Tip: If you have multiple calculated items or formulas, you can adjust the order of calculation. For more information, see Adjust the order of calculation for multiple calculated items or formulas.
Note: Deleting a PivotTable formula removes it permanently. If you do not want to remove a formula permanently, you can hide the field or item instead by dragging it out of the PivotTable.

Determine whether the formula is in a calculated field or a calculated item.
Calculated fields appear in the PivotTable Field List. Calculated items appear as items within other fields.

Do one of the following:

To delete a calculated field, click anywhere in the PivotTable.

To delete a calculated item, in the PivotTable, click the field that contains the item that you want to delete.
This displays the PivotTable Tools, adding the Analyze and Design tabs.


On the Analyze tab, in the Calculations group, click Fields, Items, & Sets, and then click Calculated Field or Calculated Item.

In the Name box, select the field or item that you want to delete.

Click Delete.
To summarize values in a PivotTable in Excel for the web, you can use summary functions like Sum, Count, and Average. The Sum function is used by default for numeric values in value fields. You can view and edit a PivotTable based on an OLAP data source, but you can’t create one in Excel for the web.
Here’s how to choose a different summary function:

Click anywhere on the PivotTable, and then select PivotTable > Field List. You can also rightclick the PivotTable and then select Show Field List.

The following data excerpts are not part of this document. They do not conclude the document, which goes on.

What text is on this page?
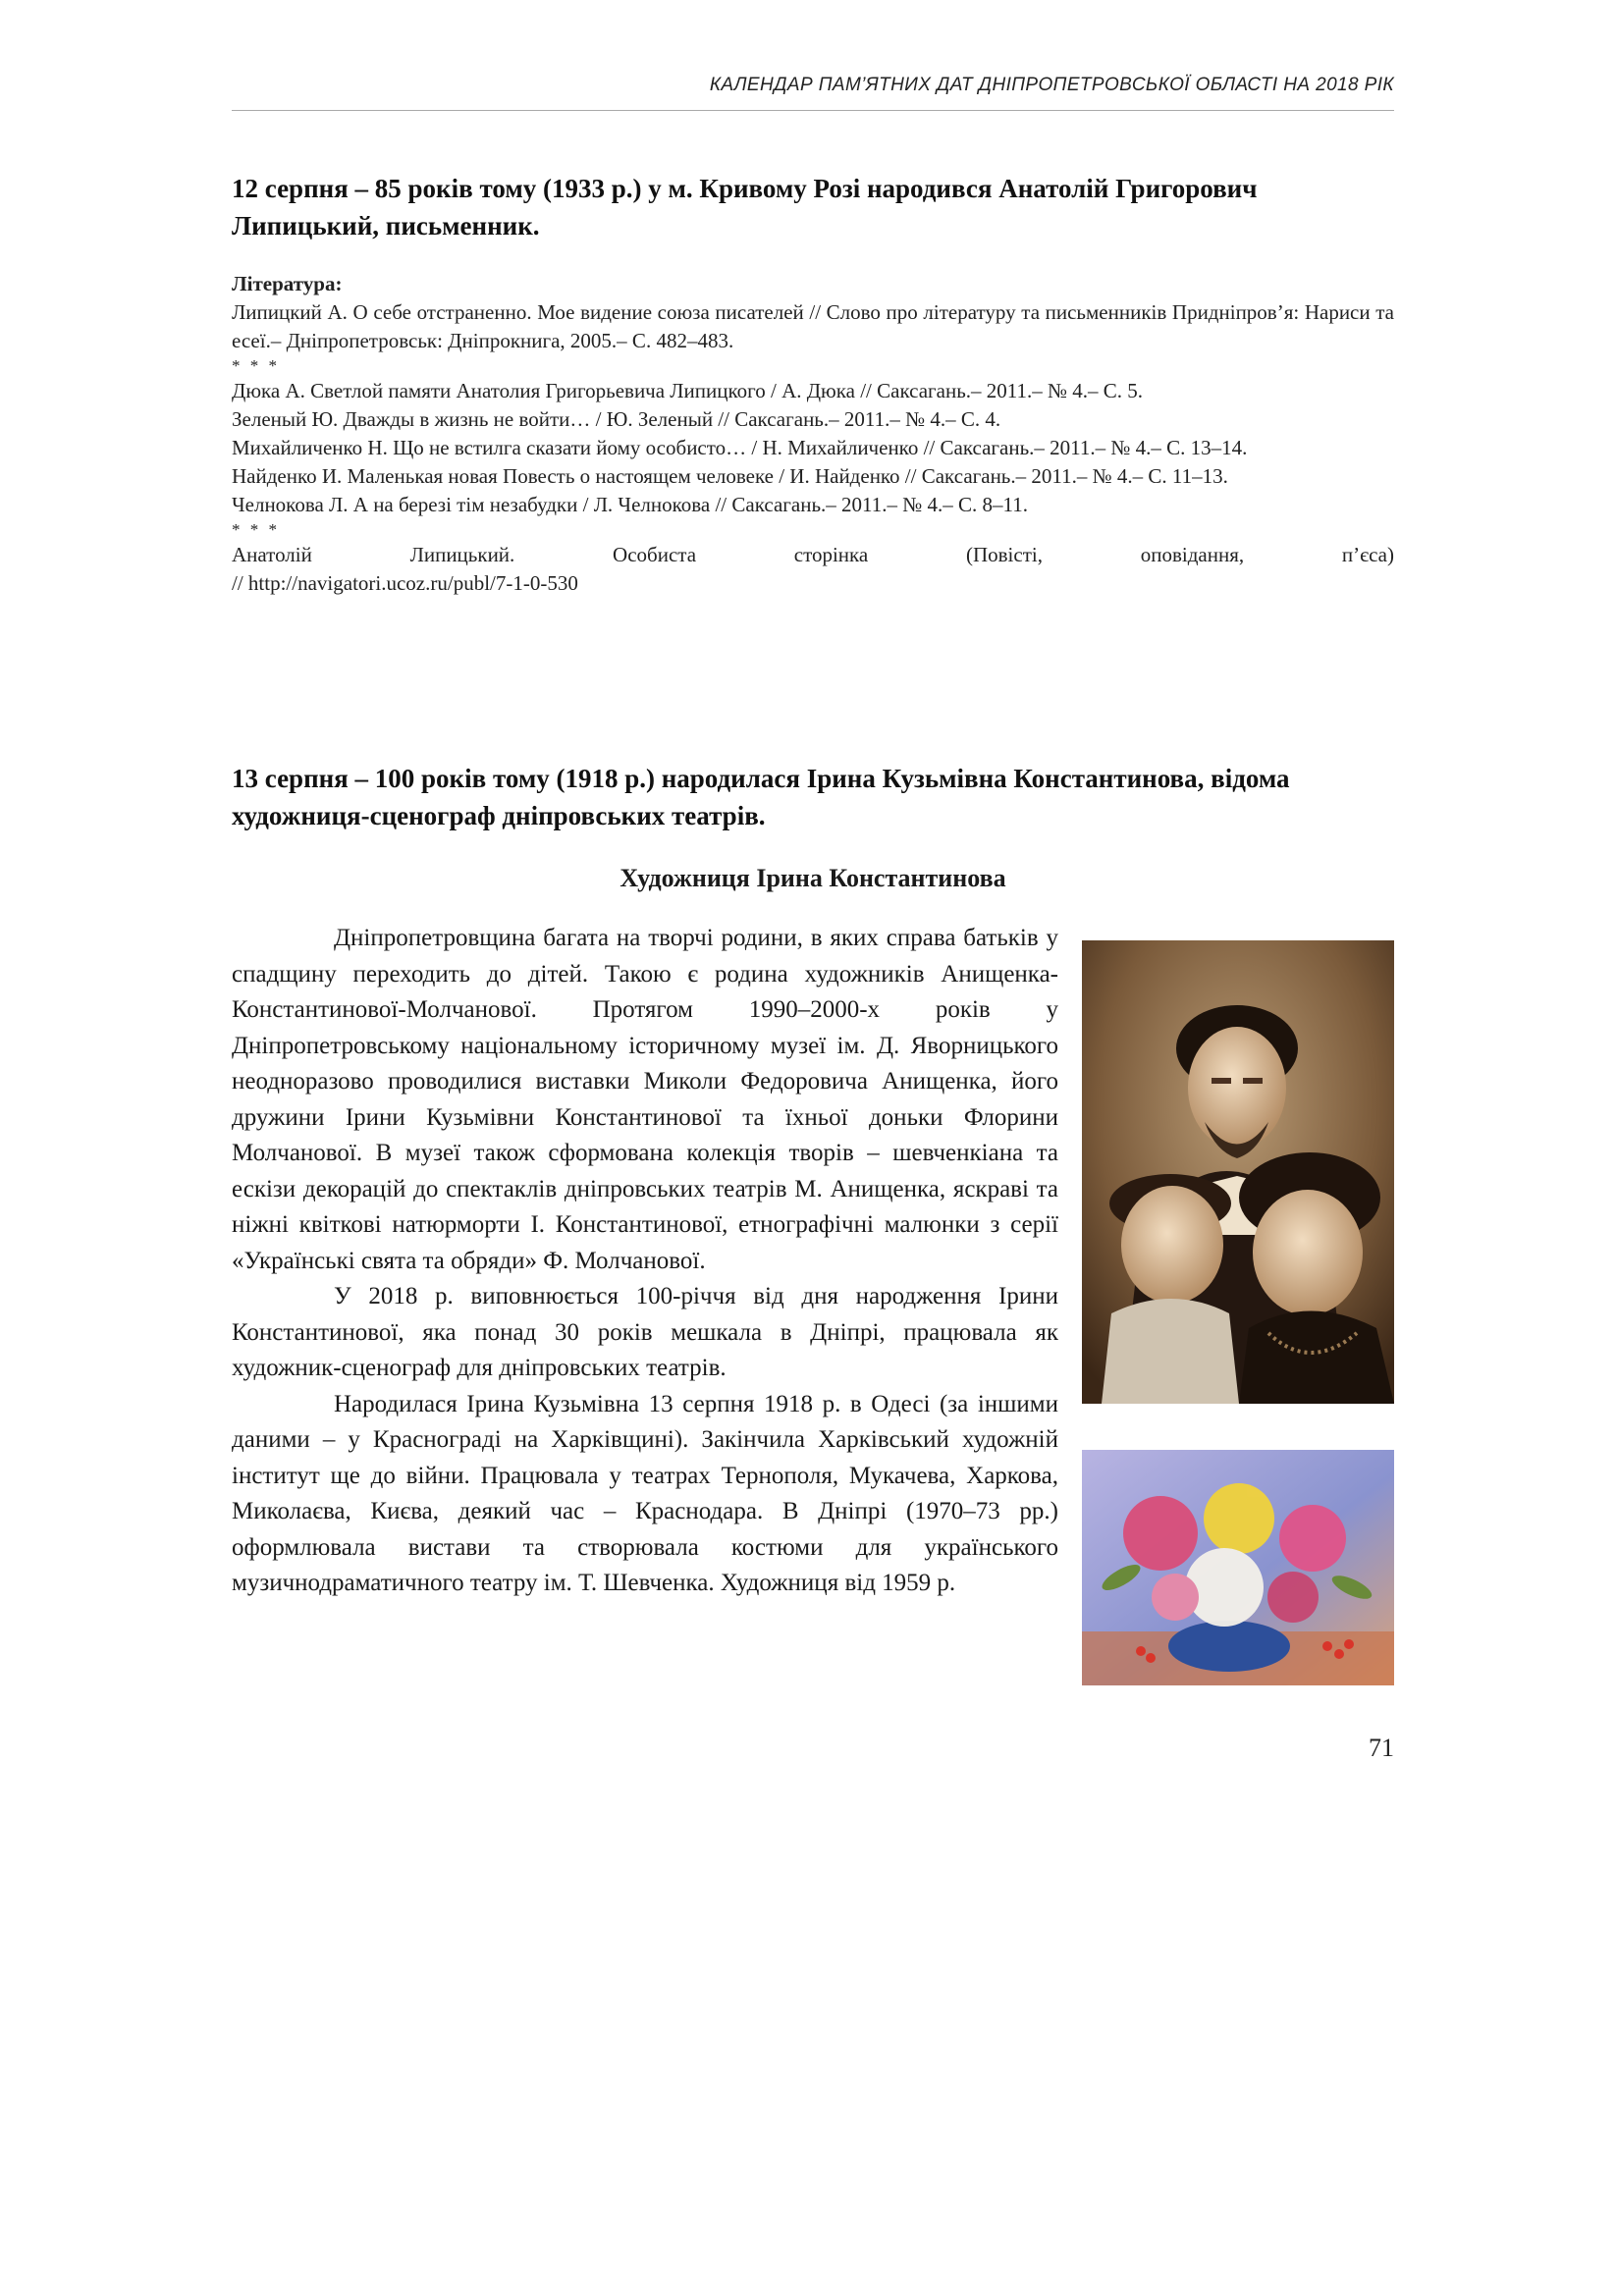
КАЛЕНДАР ПАМ’ЯТНИХ ДАТ ДНІПРОПЕТРОВСЬКОЇ ОБЛАСТІ НА 2018 РІК
12 серпня – 85 років тому (1933 р.) у м. Кривому Розі народився Анатолій Григорович Липицький, письменник.
Література:
Липицкий А. О себе отстраненно. Мое видение союза писателей // Слово про літературу та письменників Придніпров’я: Нариси та есеї.– Дніпропетровськ: Дніпрокнига, 2005.– С. 482–483.
* * *
Дюка А. Светлой памяти Анатолия Григорьевича Липицкого / А. Дюка // Саксагань.– 2011.– № 4.– С. 5.
Зеленый Ю. Дважды в жизнь не войти… / Ю. Зеленый // Саксагань.– 2011.– № 4.– С. 4.
Михайличенко Н. Що не встилга сказати йому особисто… / Н. Михайличенко // Саксагань.– 2011.– № 4.– С. 13–14.
Найденко И. Маленькая новая Повесть о настоящем человеке / И. Найденко // Саксагань.– 2011.– № 4.– С. 11–13.
Челнокова Л. А на березі тім незабудки / Л. Челнокова // Саксагань.– 2011.– № 4.– С. 8–11.
* * *
Анатолій	Липицький.	Особиста	сторінка	(Повісті,	оповідання,	п’єса)
// http://navigatori.ucoz.ru/publ/7-1-0-530
13 серпня – 100 років тому (1918 р.) народилася Ірина Кузьмівна Константинова, відома художниця-сценограф дніпровських театрів.
Художниця Ірина Константинова

Дніпропетровщина багата на творчі родини, в яких справа батьків у спадщину переходить до дітей. Такою є родина художників Анищенка-Константинової-Молчанової. Протягом 1990–2000-х років у Дніпропетровському національному історичному музеї ім. Д. Яворницького неодноразово проводилися виставки Миколи Федоровича Анищенка, його дружини Ірини Кузьмівни Константинової та їхньої доньки Флорини Молчанової. В музеї також сформована колекція творів – шевченкіана та ескізи декорацій до спектаклів дніпровських театрів М. Анищенка, яскраві та ніжні квіткові натюрморти І. Константинової, етнографічні малюнки з серії «Українські свята та обряди» Ф. Молчанової.

У 2018 р. виповнюється 100-річчя від дня народження Ірини Константинової, яка понад 30 років мешкала в Дніпрі, працювала як художник-сценограф для дніпровських театрів.

Народилася Ірина Кузьмівна 13 серпня 1918 р. в Одесі (за іншими даними – у Краснограді на Харківщині). Закінчила Харківський художній інститут ще до війни. Працювала у театрах Тернополя, Мукачева, Харкова, Миколаєва, Києва, деякий час – Краснодара. В Дніпрі (1970–73 рр.) оформлювала вистави та створювала костюми для українського музичнодраматичного театру ім. Т. Шевченка. Художниця від 1959 р.

71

In the PivotTable Fields list, under Values, click the arrow next to the value field.

Click Value Field Settings.

Pick the summary function you want and then click OK.
Note: Summary functions aren’t available in PivotTables that are based on Online Analytical Processing (OLAP) source data.
Use this summary function
To calculate
Sum
The sum of the values. It’s used by default for value fields that have numeric values.
Count
The number of nonempty values. The Count summary function works the same as the COUNTA function. Count is used by default for value fields that have nonnumeric values or blanks.
Average
The average of the values.
Max
The largest value.
Min
The smallest value.
Product
The product of the values.
Count Numbers
The number of values that contain numbers (not the same as Count, which includes nonempty values).
StDev
An estimate of the standard deviation of a population, where the sample is a subset of the entire population.
StDevp
The standard deviation of a population, where the population is all of the data to be summarized.
Var
An estimate of the variance of a population, where the sample is a subset of the entire population.
Varp
The variance of a population, where the population is all of the data to be summarized.